P2RX7 forms homomeric ATP-gated ion channels with high permeability for calcium influx. It activates microglial cells, and facilitates presynaptic neurotransmitter release from neurons, and cultured astrocytes, raising the possibility for involvement in the glia-neuron cross-talk where astrocytes can produce trophic factors promoting neurogenesis or neuronal survival (Sperlagh et al., 2006, Skaper et al., 2010), in line with the hypothesis of deficient neuroprotection/neurotrophy in depression. The C-terminal domain, known to be important for the P2RX7 function, harbors a Gln460Arg SNP (rs2230912) (Sperlagh et al., 2006). The Arg-allele G has been associated with both bipolar affective disorder (BPD) and recurrent major depression (Barden et al., 2006, Lucae et al., 2006, McQuillin et al., 2008).

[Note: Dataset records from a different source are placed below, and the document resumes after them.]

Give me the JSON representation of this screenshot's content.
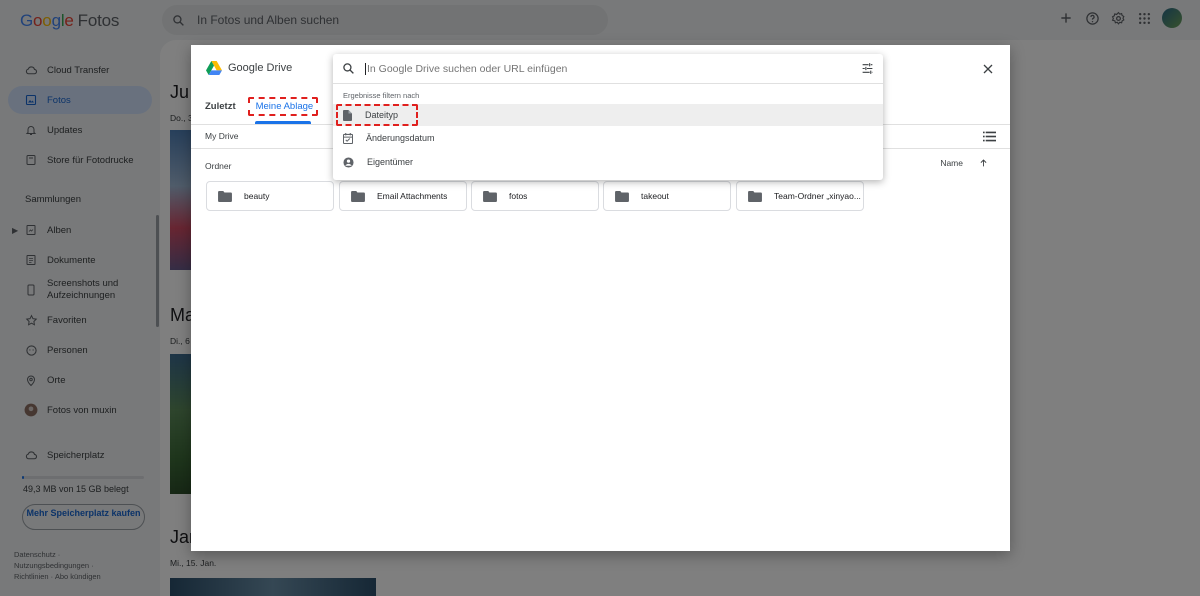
{
  "app": {
    "logo_letters": [
      "G",
      "o",
      "o",
      "g",
      "l",
      "e"
    ],
    "logo_product": "Fotos",
    "search_placeholder": "In Fotos und Alben suchen"
  },
  "sidebar": {
    "items": [
      {
        "label": "Cloud Transfer",
        "icon": "cloud-icon"
      },
      {
        "label": "Fotos",
        "icon": "photo-icon",
        "active": true
      },
      {
        "label": "Updates",
        "icon": "bell-icon"
      },
      {
        "label": "Store für Fotodrucke",
        "icon": "store-icon"
      }
    ],
    "collections_header": "Sammlungen",
    "collections": [
      {
        "label": "Alben",
        "icon": "album-icon"
      },
      {
        "label": "Dokumente",
        "icon": "document-icon"
      },
      {
        "label": "Screenshots und Aufzeichnungen",
        "icon": "phone-icon"
      },
      {
        "label": "Favoriten",
        "icon": "star-icon"
      },
      {
        "label": "Personen",
        "icon": "face-icon"
      },
      {
        "label": "Orte",
        "icon": "location-icon"
      },
      {
        "label": "Fotos von muxin",
        "icon": "avatar-icon"
      }
    ],
    "storage_label": "Speicherplatz",
    "storage_used": "49,3 MB von 15 GB belegt",
    "storage_fraction": 0.003,
    "buy_button": "Mehr Speicherplatz kaufen",
    "footer": [
      "Datenschutz ·",
      "Nutzungsbedingungen ·",
      "Richtlinien · Abo kündigen"
    ]
  },
  "timeline": [
    {
      "month": "Ju",
      "date": "Do., 3"
    },
    {
      "month": "Ma",
      "date": "Di., 6"
    },
    {
      "month": "Jan",
      "date": "Mi., 15. Jan."
    }
  ],
  "picker": {
    "brand": "Google Drive",
    "tabs": [
      "Zuletzt",
      "Meine Ablage"
    ],
    "active_tab": "Meine Ablage",
    "breadcrumb": "My Drive",
    "section": "Ordner",
    "sort_label": "Name",
    "folders": [
      "beauty",
      "Email Attachments",
      "fotos",
      "takeout",
      "Team-Ordner „xinyao..."
    ],
    "search_placeholder": "In Google Drive suchen oder URL einfügen",
    "filter_header": "Ergebnisse filtern nach",
    "filters": [
      {
        "label": "Dateityp",
        "icon": "file-icon"
      },
      {
        "label": "Änderungsdatum",
        "icon": "calendar-icon"
      },
      {
        "label": "Eigentümer",
        "icon": "account-circle-icon"
      }
    ]
  },
  "colors": {
    "accent": "#1a73e8",
    "highlight": "#e0201e",
    "sidebar_active": "#d2e3fc"
  }
}
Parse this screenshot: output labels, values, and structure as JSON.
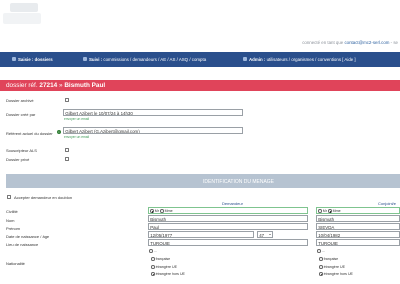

CACNA1C encodes an L-typed voltage-dependent calcium channel subunit contributing to channels that influence neuronal excitability. Its candidacy was discovered in large genome-wide SNP association studies of BPD that showed SNPs in CACNA1C to be among the few significant associations, with strongest signal at the non-coding SNP rs1006737 with risk allele A (Wellcome Trust Case Control Consortium, 2007, Ferreira et al., 2008, Sklar et al., 2008). Association to allele A of rs1006737 was recently found also for recurrent major depression and schizophrenia in patients from the British Isles (Green et al., 2009).